Smithophis

Scientific classification
- Kingdom: Animalia
- Phylum: Chordata
- Class: Reptilia
- Order: Squamata
- Suborder: Serpentes
- Family: Colubridae
- Subfamily: Natricinae
- Genus: Smithophis Giri, Gower, Das, Lalremsanga, Lalronunga, Captain, & Deepak, 2019
- Species: 5, see text.

= Smithophis =

Genus of snakes

Smithophis is a genus of snakes in the subfamily Natricinae of the family Colubridae; the one species that was known prior to 2019 had been classified under the genus Rhabdops, but was removed in the process of erecting the new genus Smithophis. The genus is endemic to Asia.

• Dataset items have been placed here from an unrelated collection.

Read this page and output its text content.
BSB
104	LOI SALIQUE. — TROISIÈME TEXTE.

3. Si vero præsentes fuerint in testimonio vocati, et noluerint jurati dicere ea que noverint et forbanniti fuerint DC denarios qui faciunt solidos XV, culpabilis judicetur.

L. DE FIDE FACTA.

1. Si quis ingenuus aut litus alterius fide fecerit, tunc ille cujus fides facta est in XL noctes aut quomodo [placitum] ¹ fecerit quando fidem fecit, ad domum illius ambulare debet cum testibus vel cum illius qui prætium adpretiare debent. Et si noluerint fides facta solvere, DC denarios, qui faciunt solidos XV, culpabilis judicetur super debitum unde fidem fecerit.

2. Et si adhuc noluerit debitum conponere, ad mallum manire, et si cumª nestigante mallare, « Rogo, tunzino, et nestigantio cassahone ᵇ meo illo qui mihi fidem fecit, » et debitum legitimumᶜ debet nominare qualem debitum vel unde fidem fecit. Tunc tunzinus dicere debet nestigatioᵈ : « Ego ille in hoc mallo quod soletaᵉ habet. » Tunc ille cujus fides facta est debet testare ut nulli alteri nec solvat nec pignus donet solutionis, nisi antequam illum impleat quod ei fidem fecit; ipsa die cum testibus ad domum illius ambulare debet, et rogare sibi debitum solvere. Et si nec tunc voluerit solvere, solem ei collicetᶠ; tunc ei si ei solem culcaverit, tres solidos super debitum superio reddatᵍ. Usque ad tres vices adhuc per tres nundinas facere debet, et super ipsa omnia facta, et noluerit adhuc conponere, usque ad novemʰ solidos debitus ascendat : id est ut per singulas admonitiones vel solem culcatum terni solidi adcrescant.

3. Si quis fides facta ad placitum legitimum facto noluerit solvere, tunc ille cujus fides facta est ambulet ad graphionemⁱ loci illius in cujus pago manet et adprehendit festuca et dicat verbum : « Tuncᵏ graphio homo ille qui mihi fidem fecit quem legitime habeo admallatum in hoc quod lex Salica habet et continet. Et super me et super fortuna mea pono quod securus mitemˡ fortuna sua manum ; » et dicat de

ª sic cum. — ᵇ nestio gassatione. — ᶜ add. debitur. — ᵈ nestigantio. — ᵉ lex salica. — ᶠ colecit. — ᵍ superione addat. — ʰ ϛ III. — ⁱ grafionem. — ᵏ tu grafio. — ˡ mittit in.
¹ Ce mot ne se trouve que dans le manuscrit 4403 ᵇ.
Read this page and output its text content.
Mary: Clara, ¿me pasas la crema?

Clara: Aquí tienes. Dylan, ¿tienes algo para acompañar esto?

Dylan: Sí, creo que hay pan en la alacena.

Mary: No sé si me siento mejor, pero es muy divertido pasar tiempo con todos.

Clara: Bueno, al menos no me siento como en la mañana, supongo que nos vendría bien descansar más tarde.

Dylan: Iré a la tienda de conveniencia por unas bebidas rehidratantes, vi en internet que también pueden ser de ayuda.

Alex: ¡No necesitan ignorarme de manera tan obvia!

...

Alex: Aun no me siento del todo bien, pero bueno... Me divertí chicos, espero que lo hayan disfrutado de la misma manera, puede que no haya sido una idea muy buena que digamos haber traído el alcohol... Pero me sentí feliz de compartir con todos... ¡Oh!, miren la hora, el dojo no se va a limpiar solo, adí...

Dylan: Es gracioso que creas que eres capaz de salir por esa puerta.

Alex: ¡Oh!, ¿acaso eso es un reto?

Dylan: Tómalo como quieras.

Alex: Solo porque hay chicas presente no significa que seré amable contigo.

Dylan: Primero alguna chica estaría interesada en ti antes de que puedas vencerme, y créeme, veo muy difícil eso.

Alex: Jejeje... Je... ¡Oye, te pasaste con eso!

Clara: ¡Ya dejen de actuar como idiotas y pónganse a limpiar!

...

It is named for Malcolm Arthur Smith, a British herpetologist who was active in Indian herpetology.

==Species==
The following species are recognized as being valid:

- Smithophis arunachalensis Das, Deepak, Captain, Wade & Gower, 2020 – Arunachal rain snake, black and yellow smithophis
- Smithophis atemporalis Giri, Gower, Das, Lalremsanga, Lalronunga, Captain, & Deepak, 2019 – Mizo rain snake, narrow-headed smithophis
- Smithophis bicolor (Blyth, 1854) – brown trapezoid snake, two-colored forest snake
- Smithophis linearis Vogel, Chen, Deepak, Gower, Shi, Ding, & Hou, 2020 – Jingpo mountain stream snake, lined smithophis
- Smithophis mizoramensis Mirza, Bhardwaj, Lalmuanawma, Choure, Lalremsanga, Vabeiryureilai, Captain, Zagade & Patel, 2024 – Mizoram rain snake
- Smithophis leptofasciatus Lal Muansanga, Purkayastha, Hruaia, Vabeiryureilai, Lal Biakzuala, Decemson, Lalremsanga, & Bohra, 2025 – Narrow-banded rain snake

Nota bene: A binomial authority in parentheses indicates that the species was originally described in a genus other than Smithophis.